One of his earliest papers in Geophysics, "A conducting sphere in a time varying magnetic field" (vol. 16) was a cornerstone of the times for electromagnetic theory applied to practical problems. It gave us the theoretical basis for the EM methods of exploration which are now in widespread use throughout the world. Shortly thereafter, he published the well-known fundamental "loop" papers dealing with the mutual coupling of loops over a homogeneous and then a layered earth, leading to extensive applications of EM methods to the study of the shallow crust.

His "Phenomenological theory of induced electric polarization" and subsequent related papers developed a phenomenological model to explain the influence of sulphide particle size on the IP response in both frequency and time domain. His work on identifying the nature of electromagnetic coupling in IP measurements is now a classic, as is his contribution in clarifying our understanding of Cagniard's original MT theory.

In the field of electromagnetic theory, Dr. Wait made basic, significant and pioneering contributions to our understanding of mode propagation in the earth-ionosphere waveguide. He also tackled the problems related to "hard" communication systems for military purposes - could one use a natural waveguide in the earth to transmit signals over extremely long distances? Jim did much to set the record straight on this issue: The earth will not cooperate.

In addition to the above, Jim has written the definitive statements on such varied topics as finding tunnels or buried antennae using EM methods; predicting the performance of antennae of various shapes and sizes; predicting the performance of antennae in plasmas and showing the importance of accounting for the electro-acoustic wave; developing a general formulation for focusing a phased array for hyperthermia of limbs and torsos; determining the usefulness of introducing images located at complex depths in tackling various EM problems in stratified media, and so forth.

Dr. Wait was born in Ottawa, Canada, on Jan. 23, 1924, received his B.A.Sc. (1948) and M.A.Sc. (1949) in Engineering Physics and his Ph.D. (1951) in Electrical Engineering, all from the University of Toronto. Between 1948-1951, he worked for Newmont Exploration, Ltd. in Jerome, Arizona, where his research led to several patents in both IP and EM methods of geophysical prospecting. After a brief stint with the Defence Research Communications establishment in Ottawa, Dr. Wait first joined the National Bureau of Standards in Boulder, Colorado, and then NOAA; at each, he concentrated predominantly on theoretical aspects of radio-wave propagation. In the meantime, he also held numerous teaching and visiting scientist research positions at various prestigious universities and research establishments all over the world. Finally, in 1980, he was appointed professor of Electrical Engineering and Geosciences at the University of Arizona in Tucson and then became one of the prestigious Regents' Professors, in 1988.
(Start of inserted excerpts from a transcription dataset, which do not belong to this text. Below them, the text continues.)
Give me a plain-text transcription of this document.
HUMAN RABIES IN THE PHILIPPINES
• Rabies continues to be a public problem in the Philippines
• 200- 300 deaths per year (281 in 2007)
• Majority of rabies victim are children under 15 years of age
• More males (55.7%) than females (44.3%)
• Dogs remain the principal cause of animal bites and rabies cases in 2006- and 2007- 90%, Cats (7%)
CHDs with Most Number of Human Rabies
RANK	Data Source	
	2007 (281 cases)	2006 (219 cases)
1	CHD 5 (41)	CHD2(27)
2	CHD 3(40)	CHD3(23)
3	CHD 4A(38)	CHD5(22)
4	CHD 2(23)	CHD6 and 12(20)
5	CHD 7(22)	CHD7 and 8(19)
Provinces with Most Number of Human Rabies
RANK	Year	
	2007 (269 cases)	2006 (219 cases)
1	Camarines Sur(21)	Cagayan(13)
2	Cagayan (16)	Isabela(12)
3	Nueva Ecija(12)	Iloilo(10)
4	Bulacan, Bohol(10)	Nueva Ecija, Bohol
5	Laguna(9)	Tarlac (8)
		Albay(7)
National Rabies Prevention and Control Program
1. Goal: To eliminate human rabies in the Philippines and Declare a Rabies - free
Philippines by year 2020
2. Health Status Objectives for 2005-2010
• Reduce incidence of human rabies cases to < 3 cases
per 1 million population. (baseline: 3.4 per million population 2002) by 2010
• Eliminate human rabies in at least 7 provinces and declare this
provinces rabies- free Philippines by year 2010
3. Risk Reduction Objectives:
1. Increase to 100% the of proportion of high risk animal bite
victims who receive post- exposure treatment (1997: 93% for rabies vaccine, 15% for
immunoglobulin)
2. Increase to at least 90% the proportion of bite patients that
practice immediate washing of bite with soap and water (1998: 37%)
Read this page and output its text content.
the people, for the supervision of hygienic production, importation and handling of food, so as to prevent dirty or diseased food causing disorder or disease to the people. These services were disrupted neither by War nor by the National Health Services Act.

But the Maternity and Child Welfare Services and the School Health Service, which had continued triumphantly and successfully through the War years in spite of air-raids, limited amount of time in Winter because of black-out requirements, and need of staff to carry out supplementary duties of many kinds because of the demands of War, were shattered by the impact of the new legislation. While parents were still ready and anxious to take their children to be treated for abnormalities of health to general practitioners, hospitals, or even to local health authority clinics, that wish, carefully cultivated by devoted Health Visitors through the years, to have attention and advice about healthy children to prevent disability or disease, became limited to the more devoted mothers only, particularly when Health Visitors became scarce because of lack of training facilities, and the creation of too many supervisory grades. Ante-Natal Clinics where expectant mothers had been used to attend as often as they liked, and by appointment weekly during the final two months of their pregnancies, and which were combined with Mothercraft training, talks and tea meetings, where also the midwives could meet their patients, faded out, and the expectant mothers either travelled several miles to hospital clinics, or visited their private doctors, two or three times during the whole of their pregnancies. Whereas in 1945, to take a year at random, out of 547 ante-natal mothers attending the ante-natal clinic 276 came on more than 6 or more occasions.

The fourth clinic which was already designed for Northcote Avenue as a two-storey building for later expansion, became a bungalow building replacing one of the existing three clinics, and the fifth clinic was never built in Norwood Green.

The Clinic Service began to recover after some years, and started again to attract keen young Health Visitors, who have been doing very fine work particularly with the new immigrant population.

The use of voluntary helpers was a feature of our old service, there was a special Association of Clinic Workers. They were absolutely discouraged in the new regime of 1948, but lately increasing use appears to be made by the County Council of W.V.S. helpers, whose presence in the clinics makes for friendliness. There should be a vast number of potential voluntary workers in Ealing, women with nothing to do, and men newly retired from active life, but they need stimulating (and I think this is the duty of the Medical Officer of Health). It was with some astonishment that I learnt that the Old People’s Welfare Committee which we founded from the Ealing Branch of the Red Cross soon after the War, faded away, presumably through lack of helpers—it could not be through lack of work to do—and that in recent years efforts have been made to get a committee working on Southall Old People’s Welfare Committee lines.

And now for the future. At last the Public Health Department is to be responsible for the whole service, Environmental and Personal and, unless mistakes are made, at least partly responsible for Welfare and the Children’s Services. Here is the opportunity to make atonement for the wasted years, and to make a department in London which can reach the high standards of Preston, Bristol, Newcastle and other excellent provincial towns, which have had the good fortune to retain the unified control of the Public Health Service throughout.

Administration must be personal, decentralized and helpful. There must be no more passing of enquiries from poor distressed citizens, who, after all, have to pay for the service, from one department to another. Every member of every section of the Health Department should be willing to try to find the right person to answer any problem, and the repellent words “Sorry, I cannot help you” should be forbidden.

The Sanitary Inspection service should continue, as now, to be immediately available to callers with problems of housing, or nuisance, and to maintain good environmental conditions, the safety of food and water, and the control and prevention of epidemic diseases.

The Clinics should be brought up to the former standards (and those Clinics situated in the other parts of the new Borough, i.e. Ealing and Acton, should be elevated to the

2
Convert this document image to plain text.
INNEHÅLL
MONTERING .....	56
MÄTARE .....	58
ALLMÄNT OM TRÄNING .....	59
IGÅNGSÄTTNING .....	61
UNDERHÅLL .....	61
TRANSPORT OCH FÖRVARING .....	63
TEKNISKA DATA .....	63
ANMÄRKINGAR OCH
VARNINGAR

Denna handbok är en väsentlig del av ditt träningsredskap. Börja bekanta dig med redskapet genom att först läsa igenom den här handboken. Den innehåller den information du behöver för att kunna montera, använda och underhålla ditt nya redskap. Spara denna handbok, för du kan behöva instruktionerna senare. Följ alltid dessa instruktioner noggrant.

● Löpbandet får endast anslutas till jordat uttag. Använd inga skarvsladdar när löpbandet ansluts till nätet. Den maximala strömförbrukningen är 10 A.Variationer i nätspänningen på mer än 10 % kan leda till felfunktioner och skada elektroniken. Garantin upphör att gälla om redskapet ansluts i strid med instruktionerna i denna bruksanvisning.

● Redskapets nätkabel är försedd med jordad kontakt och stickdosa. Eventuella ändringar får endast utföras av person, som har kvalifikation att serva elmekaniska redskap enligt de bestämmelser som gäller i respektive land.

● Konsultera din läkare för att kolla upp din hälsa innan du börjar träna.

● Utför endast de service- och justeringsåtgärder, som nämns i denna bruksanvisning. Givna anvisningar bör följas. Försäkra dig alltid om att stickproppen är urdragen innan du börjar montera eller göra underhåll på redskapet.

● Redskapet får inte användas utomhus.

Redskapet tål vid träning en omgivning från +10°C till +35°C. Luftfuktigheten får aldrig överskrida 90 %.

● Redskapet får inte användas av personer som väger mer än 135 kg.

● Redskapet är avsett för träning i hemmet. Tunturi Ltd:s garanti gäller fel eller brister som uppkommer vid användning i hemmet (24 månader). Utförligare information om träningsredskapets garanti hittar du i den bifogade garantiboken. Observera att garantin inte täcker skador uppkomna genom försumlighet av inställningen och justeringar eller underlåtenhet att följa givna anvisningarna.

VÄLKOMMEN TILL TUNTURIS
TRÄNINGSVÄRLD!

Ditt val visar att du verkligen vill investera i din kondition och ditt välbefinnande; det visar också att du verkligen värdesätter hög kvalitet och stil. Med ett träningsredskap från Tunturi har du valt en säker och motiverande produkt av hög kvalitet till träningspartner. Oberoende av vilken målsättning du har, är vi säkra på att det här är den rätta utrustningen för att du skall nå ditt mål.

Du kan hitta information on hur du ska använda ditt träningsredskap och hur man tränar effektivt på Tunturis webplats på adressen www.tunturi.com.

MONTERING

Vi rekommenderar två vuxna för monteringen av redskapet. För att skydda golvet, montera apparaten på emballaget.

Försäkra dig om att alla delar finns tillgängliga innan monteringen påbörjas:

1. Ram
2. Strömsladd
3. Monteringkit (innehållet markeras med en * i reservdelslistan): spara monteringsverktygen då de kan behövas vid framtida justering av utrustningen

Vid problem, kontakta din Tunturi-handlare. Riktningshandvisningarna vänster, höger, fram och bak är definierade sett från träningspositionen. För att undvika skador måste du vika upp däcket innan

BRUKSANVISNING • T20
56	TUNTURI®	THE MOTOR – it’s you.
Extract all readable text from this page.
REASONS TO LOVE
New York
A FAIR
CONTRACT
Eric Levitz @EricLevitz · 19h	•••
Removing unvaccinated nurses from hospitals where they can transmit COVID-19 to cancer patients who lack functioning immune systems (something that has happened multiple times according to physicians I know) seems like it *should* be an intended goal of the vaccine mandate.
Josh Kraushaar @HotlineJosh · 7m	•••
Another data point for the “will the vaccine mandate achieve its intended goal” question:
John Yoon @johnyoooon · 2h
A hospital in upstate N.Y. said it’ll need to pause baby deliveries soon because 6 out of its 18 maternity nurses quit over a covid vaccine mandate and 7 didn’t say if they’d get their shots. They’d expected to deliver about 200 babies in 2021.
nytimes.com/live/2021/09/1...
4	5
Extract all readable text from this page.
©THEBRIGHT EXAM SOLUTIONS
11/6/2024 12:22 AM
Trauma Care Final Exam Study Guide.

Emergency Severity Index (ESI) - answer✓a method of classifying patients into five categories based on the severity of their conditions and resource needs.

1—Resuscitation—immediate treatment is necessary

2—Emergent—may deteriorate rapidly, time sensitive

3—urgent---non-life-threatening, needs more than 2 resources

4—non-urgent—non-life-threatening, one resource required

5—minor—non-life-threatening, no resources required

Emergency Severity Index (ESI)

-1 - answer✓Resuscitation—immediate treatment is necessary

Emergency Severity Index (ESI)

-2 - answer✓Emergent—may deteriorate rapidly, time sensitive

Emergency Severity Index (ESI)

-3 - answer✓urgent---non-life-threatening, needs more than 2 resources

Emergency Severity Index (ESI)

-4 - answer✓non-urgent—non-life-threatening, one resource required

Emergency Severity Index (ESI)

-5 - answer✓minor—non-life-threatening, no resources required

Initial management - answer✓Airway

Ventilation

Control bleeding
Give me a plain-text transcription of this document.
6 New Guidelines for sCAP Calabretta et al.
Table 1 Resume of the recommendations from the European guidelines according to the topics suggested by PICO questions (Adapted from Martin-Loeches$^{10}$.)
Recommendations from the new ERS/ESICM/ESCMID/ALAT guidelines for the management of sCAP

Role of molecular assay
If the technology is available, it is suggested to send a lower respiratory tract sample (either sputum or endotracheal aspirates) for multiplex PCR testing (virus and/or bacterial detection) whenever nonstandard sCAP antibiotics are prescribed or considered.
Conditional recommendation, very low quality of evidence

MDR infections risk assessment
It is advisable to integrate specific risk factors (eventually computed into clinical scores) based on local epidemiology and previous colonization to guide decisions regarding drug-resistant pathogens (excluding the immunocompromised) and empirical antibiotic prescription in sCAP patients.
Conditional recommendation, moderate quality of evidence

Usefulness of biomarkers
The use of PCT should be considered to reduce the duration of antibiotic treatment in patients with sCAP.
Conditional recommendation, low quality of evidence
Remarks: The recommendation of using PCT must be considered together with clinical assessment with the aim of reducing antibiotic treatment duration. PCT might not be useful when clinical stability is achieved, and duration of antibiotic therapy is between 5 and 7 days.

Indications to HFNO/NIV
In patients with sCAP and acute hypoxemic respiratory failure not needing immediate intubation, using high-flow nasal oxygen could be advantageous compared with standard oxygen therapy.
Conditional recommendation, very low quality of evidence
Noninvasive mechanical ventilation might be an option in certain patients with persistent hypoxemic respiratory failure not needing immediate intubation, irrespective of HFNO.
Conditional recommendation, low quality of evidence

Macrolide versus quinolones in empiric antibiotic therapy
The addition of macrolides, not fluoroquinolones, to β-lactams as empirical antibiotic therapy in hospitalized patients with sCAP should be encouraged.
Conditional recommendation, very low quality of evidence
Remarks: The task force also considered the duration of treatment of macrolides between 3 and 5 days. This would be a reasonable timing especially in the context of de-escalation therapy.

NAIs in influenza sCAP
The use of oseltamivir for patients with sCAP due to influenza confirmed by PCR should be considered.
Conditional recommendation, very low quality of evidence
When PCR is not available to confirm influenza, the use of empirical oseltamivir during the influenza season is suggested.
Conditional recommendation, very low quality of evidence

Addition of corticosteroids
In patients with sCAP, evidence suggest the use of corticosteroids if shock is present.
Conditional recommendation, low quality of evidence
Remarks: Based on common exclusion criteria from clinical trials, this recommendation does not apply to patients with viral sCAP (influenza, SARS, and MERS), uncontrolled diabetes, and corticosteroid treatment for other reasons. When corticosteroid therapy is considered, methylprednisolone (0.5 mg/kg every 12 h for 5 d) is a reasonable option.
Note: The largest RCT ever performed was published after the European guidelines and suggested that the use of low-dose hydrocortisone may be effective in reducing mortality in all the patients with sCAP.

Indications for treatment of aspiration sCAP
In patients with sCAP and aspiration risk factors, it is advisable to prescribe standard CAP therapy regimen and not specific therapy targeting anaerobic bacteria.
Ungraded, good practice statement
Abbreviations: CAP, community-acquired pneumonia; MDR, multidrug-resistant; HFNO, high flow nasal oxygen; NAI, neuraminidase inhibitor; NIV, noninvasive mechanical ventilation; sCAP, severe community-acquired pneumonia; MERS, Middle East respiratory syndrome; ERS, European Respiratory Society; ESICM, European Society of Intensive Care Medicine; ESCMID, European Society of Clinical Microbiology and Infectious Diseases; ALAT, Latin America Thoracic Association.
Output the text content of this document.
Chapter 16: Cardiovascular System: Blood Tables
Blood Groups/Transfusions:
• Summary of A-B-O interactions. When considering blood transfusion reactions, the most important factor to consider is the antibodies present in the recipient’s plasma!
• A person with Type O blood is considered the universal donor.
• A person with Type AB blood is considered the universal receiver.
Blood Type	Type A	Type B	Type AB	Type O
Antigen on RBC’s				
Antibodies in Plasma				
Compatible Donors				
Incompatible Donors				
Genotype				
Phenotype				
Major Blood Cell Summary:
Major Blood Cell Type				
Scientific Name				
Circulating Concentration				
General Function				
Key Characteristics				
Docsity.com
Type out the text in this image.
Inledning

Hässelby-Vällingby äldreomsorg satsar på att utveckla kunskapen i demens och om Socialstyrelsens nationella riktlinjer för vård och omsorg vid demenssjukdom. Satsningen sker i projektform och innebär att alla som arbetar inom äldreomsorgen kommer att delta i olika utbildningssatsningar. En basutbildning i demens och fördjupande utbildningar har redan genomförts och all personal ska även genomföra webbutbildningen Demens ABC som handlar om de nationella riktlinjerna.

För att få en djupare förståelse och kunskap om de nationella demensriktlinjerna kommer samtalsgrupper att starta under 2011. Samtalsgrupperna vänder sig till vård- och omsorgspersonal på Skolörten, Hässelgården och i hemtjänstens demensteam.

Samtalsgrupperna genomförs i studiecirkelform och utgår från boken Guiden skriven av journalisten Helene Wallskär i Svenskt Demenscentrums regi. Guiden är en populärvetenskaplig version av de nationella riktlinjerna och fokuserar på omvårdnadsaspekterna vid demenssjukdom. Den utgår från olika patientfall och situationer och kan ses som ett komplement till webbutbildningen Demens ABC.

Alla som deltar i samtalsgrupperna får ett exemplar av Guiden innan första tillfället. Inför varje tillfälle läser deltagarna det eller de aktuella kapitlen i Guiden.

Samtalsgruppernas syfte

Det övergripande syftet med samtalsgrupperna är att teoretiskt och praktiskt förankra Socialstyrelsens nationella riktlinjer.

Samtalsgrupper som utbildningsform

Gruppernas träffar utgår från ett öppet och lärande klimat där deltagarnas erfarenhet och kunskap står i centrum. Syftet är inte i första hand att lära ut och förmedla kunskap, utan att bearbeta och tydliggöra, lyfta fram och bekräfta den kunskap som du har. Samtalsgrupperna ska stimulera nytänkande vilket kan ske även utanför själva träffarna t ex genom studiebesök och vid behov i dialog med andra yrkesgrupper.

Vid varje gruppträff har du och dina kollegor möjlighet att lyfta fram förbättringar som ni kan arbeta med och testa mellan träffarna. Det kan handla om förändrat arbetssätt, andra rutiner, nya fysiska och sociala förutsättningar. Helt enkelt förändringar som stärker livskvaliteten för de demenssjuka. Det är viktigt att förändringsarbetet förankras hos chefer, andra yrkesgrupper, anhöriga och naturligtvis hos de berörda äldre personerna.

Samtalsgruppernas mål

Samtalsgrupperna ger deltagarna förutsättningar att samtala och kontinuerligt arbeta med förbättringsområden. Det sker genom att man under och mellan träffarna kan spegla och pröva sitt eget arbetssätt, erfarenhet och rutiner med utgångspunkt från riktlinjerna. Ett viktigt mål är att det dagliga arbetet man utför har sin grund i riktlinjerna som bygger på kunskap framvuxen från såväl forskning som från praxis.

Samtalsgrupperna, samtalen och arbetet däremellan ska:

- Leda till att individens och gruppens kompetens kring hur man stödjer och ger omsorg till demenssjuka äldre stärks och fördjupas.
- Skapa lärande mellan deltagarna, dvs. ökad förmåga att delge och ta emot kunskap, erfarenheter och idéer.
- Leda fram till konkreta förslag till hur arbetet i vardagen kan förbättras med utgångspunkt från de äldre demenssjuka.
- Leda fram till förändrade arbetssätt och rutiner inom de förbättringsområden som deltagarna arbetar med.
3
Jim has received numerous awards for his scientific achievements. To name just a few: Department of Commerce Gold Medal (1959); Boulder Scientist Award (1960); the NBS Samuel Wesley Stratton Award (1962); the Arhtus S. Flemming and Harry Diamond Awards (1964); the NOAA Scientific Research and Achievement Award (1973); the Balthasar van der Po Gold Medal (1978); the IEEE Centennial Medal (1984), and the IEEE Geoscience and Remote Sensing Society's Distinguished Achievement Award (1983).

Jim often mentions that he was fortunate to work early on at the elbows of giants. Among those he credits in strongly influencing his career are George Sinclair and A. F. Stevenson at the University of Toronto; Arthur Brant of Newmont Mining; Jim Scott of Radio Physics Laboratory, Ottawa; H. Bremmer, Eindhoven; J. A. Ratcliffe and K. G. Budden at Cambridge; Ken Norton, Doug Crombie and Gordon Little in Boulder; Hans Knudsen in Copenhagen, and Ronald King and David Chang at Harvard. Such being the case, we can only add that James R. Wait is himself a giant who was nurtured by giants; it is hard to imagine anyone being able to achieve in a lifetime what Jim has achieved.

Despite his numerous accomplishments, Jim is a humble human being who enjoys cycling, swimming, and skiing. He is a close and loyal friend. We are extremely proud of him, as is the entire SEG.